REPRESENTATIVE SHERMAN, who attended the Constitutional Convention which framed our Constitution points to the intentions for which a power over naturalization was granted to Congress. He says: “that Congress should have the power of naturalization, in order toprevent particular States receiving citizens, and forcing them upon others who would not have received them in any other manner. It was therefore meant to guard against an improper mode of naturalization, rather than foreigners should be received upon easier terms than those adopted by the several States.” see CONGRESSIONAL DEBATES, Rule of Naturalization, Feb. 3rd, 1790 PAGE 1148

In addition, REPRESENTATIVE WHITE while debating the Rule of Naturalization notes the narrow limits of what “Naturalization” [the power granted to Congress] means, and he ”doubted whether the constitution authorized Congress to say on what terms aliens or citizens should hold lands in the respective States; the power vested by the Constitution in Congress, respecting the subject now before the House, extend to nothing more than making a uniform rule of naturalization. After a person has once become a citizen, the power of congress ceases to operate upon him; the rights and privileges of citizens in the several States belong to those States; but a citizen of one State is entitled to all the privileges and immunities of the citizens in the several States…..all, therefore, that the House have to do on this subject, is to confine themselves to an uniform rule of naturalization and not to a general definition of what constitutes the rights of citizenship in the several States.” see: Rule of Naturalization, Feb. 3rd, 1790, page 1152

And finally, REPRESENTATIVE STONEconcluded that the laws and constitutions of the States, and the constitution of the United States; would trace out the steps by which they should acquire certain degrees of citizenship [page 1156]. Congress may point out a uniform rule of naturalization; but cannot say what shall be the effect of that naturalization, as it respects the particular States. Congress cannot say that foreigners, naturalized, under a general law, shall be entitled to privileges which the States withhold from native citizens. See: Rule of Naturalization, Feb. 3rd, 1790, pages 1156 and 1157

Finally, let us recall what Representative BURKE says during our Nations` first debate on a RULE OF NATURALIZATION, FEB. 3RD, 1790

Mr. BURKE thought it of importance to fill the country with useful men, such as farmers, mechanics, and manufacturers, and, therefore, would hold out every encouragement to them to emigrate to America. This class he would receive on liberal terms; and he was satisfied there would be room enough for them, and for their posterity, for five hundred years to come. There was another class of men, whom he did not think useful, and he did not care what impediments were thrown in their way; such as your European merchants, and factors of merchants, who come with a view of remaining so long as will enable them to acquire a fortune, and then they will leave the country, and carry off all their property with them. These people injure us more than they do us good, and, except in this last sentiment, I can compare them to nothing but leeches. They stick to us until they get their fill of our best blood, and then they fall off and leave us. I look upon the privilege of an American citizen to be an honorable one, and it ought not to be thrown away upon such people. There is another class also that I would interdict, that is, the convicts and criminals which they pour out of British jails. I wish sincerely some mode could be adopted to prevent the importation of such; but that, perhaps, is not in our power; the introduction of them ought to be considered as a high misdemeanor.

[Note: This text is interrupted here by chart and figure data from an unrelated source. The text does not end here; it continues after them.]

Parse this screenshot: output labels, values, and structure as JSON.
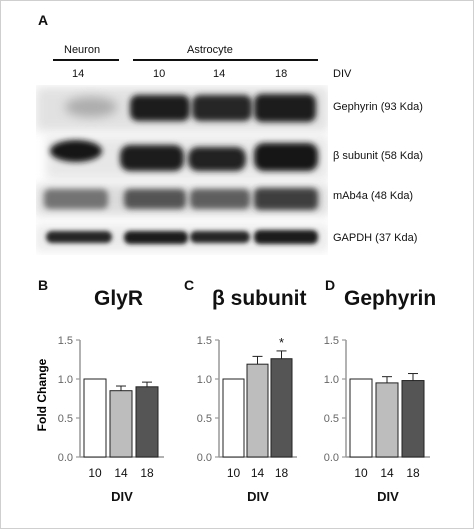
{
  "western_blot": {
    "panel_letter": "A",
    "groups": [
      {
        "name": "Neuron",
        "lanes": [
          "14"
        ]
      },
      {
        "name": "Astrocyte",
        "lanes": [
          "10",
          "14",
          "18"
        ]
      }
    ],
    "lane_axis_label": "DIV",
    "bands": [
      {
        "label": "Gephyrin (93 Kda)"
      },
      {
        "label": "β subunit (58 Kda)"
      },
      {
        "label": "mAb4a (48 Kda)"
      },
      {
        "label": "GAPDH (37 Kda)"
      }
    ]
  },
  "chart_data": [
    {
      "panel_letter": "B",
      "type": "bar",
      "title": "GlyR",
      "xlabel": "DIV",
      "ylabel": "Fold Change",
      "categories": [
        "10",
        "14",
        "18"
      ],
      "values": [
        1.0,
        0.85,
        0.9
      ],
      "errors": [
        0,
        0.06,
        0.06
      ],
      "bar_colors": [
        "#ffffff",
        "#bdbdbd",
        "#555555"
      ],
      "ylim": [
        0.0,
        1.5
      ],
      "yticks": [
        "0.0",
        "0.5",
        "1.0",
        "1.5"
      ],
      "annotation": ""
    },
    {
      "panel_letter": "C",
      "type": "bar",
      "title": "β subunit",
      "xlabel": "DIV",
      "ylabel": "",
      "categories": [
        "10",
        "14",
        "18"
      ],
      "values": [
        1.0,
        1.19,
        1.26
      ],
      "errors": [
        0,
        0.1,
        0.1
      ],
      "bar_colors": [
        "#ffffff",
        "#bdbdbd",
        "#555555"
      ],
      "ylim": [
        0.0,
        1.5
      ],
      "yticks": [
        "0.0",
        "0.5",
        "1.0",
        "1.5"
      ],
      "annotation": "*"
    },
    {
      "panel_letter": "D",
      "type": "bar",
      "title": "Gephyrin",
      "xlabel": "DIV",
      "ylabel": "",
      "categories": [
        "10",
        "14",
        "18"
      ],
      "values": [
        1.0,
        0.95,
        0.98
      ],
      "errors": [
        0,
        0.08,
        0.09
      ],
      "bar_colors": [
        "#ffffff",
        "#bdbdbd",
        "#555555"
      ],
      "ylim": [
        0.0,
        1.5
      ],
      "yticks": [
        "0.0",
        "0.5",
        "1.0",
        "1.5"
      ],
      "annotation": ""
    }
  ]
}
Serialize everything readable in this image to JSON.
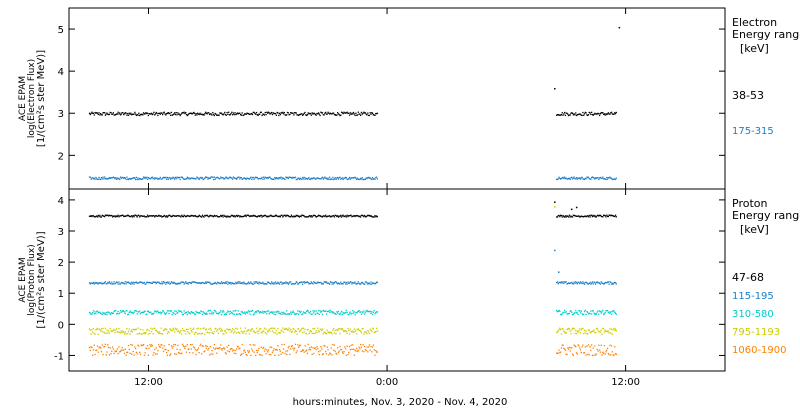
{
  "chart_data": [
    {
      "type": "scatter",
      "panel": "electron",
      "ylabel": [
        "ACE EPAM",
        "log(Electron Flux)",
        "[1/(cm²s ster MeV)]"
      ],
      "ylim": [
        1.2,
        5.5
      ],
      "yticks": [
        2,
        3,
        4,
        5
      ],
      "legend_title": [
        "Electron",
        "Energy ranges",
        "[keV]"
      ],
      "series": [
        {
          "name": "38-53",
          "color": "#000000",
          "level": 3.0,
          "noise": 0.04,
          "segments": [
            [
              6,
              35
            ],
            [
              53,
              59
            ]
          ],
          "extra_points": [
            [
              52.8,
              3.6
            ],
            [
              59.3,
              5.05
            ]
          ]
        },
        {
          "name": "175-315",
          "color": "#1a7fc7",
          "level": 1.47,
          "noise": 0.03,
          "segments": [
            [
              6,
              35
            ],
            [
              53,
              59
            ]
          ],
          "extra_points": []
        }
      ]
    },
    {
      "type": "scatter",
      "panel": "proton",
      "ylabel": [
        "ACE EPAM",
        "log(Proton Flux)",
        "[1/(cm²s ster MeV)]"
      ],
      "ylim": [
        -1.5,
        4.35
      ],
      "yticks": [
        -1,
        0,
        1,
        2,
        3,
        4
      ],
      "legend_title": [
        "Proton",
        "Energy ranges",
        "[keV]"
      ],
      "series": [
        {
          "name": "47-68",
          "color": "#000000",
          "level": 3.5,
          "noise": 0.03,
          "segments": [
            [
              6,
              35
            ],
            [
              53,
              59
            ]
          ],
          "extra_points": [
            [
              52.8,
              3.95
            ],
            [
              54.5,
              3.72
            ],
            [
              55.0,
              3.78
            ]
          ]
        },
        {
          "name": "115-195",
          "color": "#1a7fc7",
          "level": 1.35,
          "noise": 0.04,
          "segments": [
            [
              6,
              35
            ],
            [
              53,
              59
            ]
          ],
          "extra_points": [
            [
              52.8,
              2.4
            ],
            [
              53.2,
              1.7
            ]
          ]
        },
        {
          "name": "310-580",
          "color": "#00cccc",
          "level": 0.4,
          "noise": 0.07,
          "segments": [
            [
              6,
              35
            ],
            [
              53,
              59
            ]
          ],
          "extra_points": []
        },
        {
          "name": "795-1193",
          "color": "#cccc00",
          "level": -0.2,
          "noise": 0.1,
          "segments": [
            [
              6,
              35
            ],
            [
              53,
              59
            ]
          ],
          "extra_points": [
            [
              52.8,
              3.8
            ]
          ]
        },
        {
          "name": "1060-1900",
          "color": "#ff8000",
          "level": -0.8,
          "noise": 0.18,
          "segments": [
            [
              6,
              35
            ],
            [
              53,
              59
            ]
          ],
          "extra_points": []
        }
      ]
    }
  ],
  "x_axis": {
    "label": "hours:minutes, Nov.  3, 2020 - Nov.  4, 2020",
    "range_hours": [
      4,
      70
    ],
    "ticks": [
      {
        "hour": 12,
        "label": "12:00"
      },
      {
        "hour": 36,
        "label": "0:00"
      },
      {
        "hour": 60,
        "label": "12:00"
      }
    ]
  }
}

So, as it turns out, the kind of immigrants Obama is attempting to force upon the states from Mexico, Central America and now Syria ___ the poverty stricken, poorly educated, low skilled, and/or destitute populations of other countries ____ ought to be viewed as a “high misdemeanor” which happens to be an impeachable offense!


The surest way for Obama to accomplish his fundamental transformation of America is to flood America with the poverty stricken and destitute populations of other countries.